Touch Cinema, 1968
Betacam numérique PAL, noir et blanc, son
Touch Cinema marks the beginning of what VALIE EXPORT calls Expanded Cinema, which breaks the commercial chain of the cinematographic industry by displacing the filmic object onto a stage or into the street.
November 1968, VALIE EXPORT and Peter Weibel [1] lay siege to Stachus Square in Munich. He shouts at the top of his lungs into the tube of a megaphone that screeches at onlookers. As for the artist, she wears a perforated black box on her torso, into which she has fitted her bare chest. Passers-by are invited to come and put their hands in and feel her breasts.
VALIE EXPORT exaggerates here for effect.
Touch Cinema: Tapp und Tastkino is the original title.
Both manifested yet hidden, what is visible becomes what is felt through the sense of touch, and what is obvious is merged with what is concealed. The title evokes the shock of contact – an act that dissipates the border between the individual body and the social body; a gesture that remains as exhibitionistic as it is introspective in VALIE EXPORT's work. She stands in front of a movie theatre, and we notice a film poster behind her: Der Mann mit Dem Goldenen Arm [2]. The box is closed and people slide their hands in for a duration timed by the artist herself, her gaze locked to the hands of her watch. Her face remains impassive and distant. VALIE EXPORT offers only skin. Once inserted, it is as though the hands were cut off from the world. It is possible to see a metaphor for castration in this, insofar as the dissociation of touch and sight prevent the experience from being of an erotic nature. People touch her breasts, yet she cannot feel it physically or emotionally. VALIE EXPORT clearly explains the meaning of Tapp und Tastkino: “A woman's first steps from object to subject. She freely shows her breasts and no longer follows any kind of social dictates. The fact that everything happens in the street and that the consumer could be anybody, man or woman, constitutes an infraction that reveals the taboo of homosexuality.” [3]
Lou Svahn
[1] Peter Weibel was born in 1944 in Odessa. After studying in Paris and Vienna, he was part of the circle of Viennese Actionists. He contributes to all artistic fields, as an artist, performer, director of research, scientific editor, and museum director (ZKM Center for Art and Media since 1999).

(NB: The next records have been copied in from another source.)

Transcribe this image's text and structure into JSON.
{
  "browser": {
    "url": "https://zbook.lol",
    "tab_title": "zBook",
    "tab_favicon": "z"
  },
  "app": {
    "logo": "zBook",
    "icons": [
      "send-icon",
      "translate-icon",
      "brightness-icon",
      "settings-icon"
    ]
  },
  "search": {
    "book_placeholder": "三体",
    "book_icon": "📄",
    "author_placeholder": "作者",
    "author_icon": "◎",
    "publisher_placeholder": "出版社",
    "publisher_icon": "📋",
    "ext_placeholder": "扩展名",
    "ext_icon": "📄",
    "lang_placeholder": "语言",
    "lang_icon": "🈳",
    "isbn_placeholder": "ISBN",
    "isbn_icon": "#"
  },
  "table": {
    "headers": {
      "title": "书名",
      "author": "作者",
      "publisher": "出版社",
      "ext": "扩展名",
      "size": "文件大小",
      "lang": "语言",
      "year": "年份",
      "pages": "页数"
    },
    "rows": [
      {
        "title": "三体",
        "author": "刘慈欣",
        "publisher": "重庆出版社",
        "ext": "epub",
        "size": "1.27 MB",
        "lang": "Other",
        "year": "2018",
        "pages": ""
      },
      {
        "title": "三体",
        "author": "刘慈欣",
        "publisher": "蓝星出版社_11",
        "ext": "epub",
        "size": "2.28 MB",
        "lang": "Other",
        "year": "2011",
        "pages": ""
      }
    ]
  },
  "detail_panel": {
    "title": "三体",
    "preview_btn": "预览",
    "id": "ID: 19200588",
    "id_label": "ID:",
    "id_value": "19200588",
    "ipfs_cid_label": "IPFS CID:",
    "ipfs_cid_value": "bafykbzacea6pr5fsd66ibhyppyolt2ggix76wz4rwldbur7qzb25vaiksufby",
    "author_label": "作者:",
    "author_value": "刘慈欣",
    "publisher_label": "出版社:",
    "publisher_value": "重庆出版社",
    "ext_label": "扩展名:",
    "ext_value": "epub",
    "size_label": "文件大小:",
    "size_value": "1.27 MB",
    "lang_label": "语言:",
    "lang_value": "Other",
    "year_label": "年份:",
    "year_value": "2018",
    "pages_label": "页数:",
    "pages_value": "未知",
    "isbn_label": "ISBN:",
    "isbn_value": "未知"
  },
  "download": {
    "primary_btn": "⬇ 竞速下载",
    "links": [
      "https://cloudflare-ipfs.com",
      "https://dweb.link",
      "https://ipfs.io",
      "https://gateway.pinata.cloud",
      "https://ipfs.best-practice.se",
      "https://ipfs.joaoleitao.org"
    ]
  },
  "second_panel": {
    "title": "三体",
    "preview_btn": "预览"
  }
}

[2] Man With the Golden Arm, directed by Otto Preminger and released in 1955. This film was inspired by the eponymous novel by Nelson Algren. It was the first Hollywood film to deal with drugs and the effects that they provoke.
[3] Cited by Roswitha Mueller, VALIE EXPORT. Fragments of the Imagination, Bloomington Indianapolis, Indiana University Press, 1994, p.17.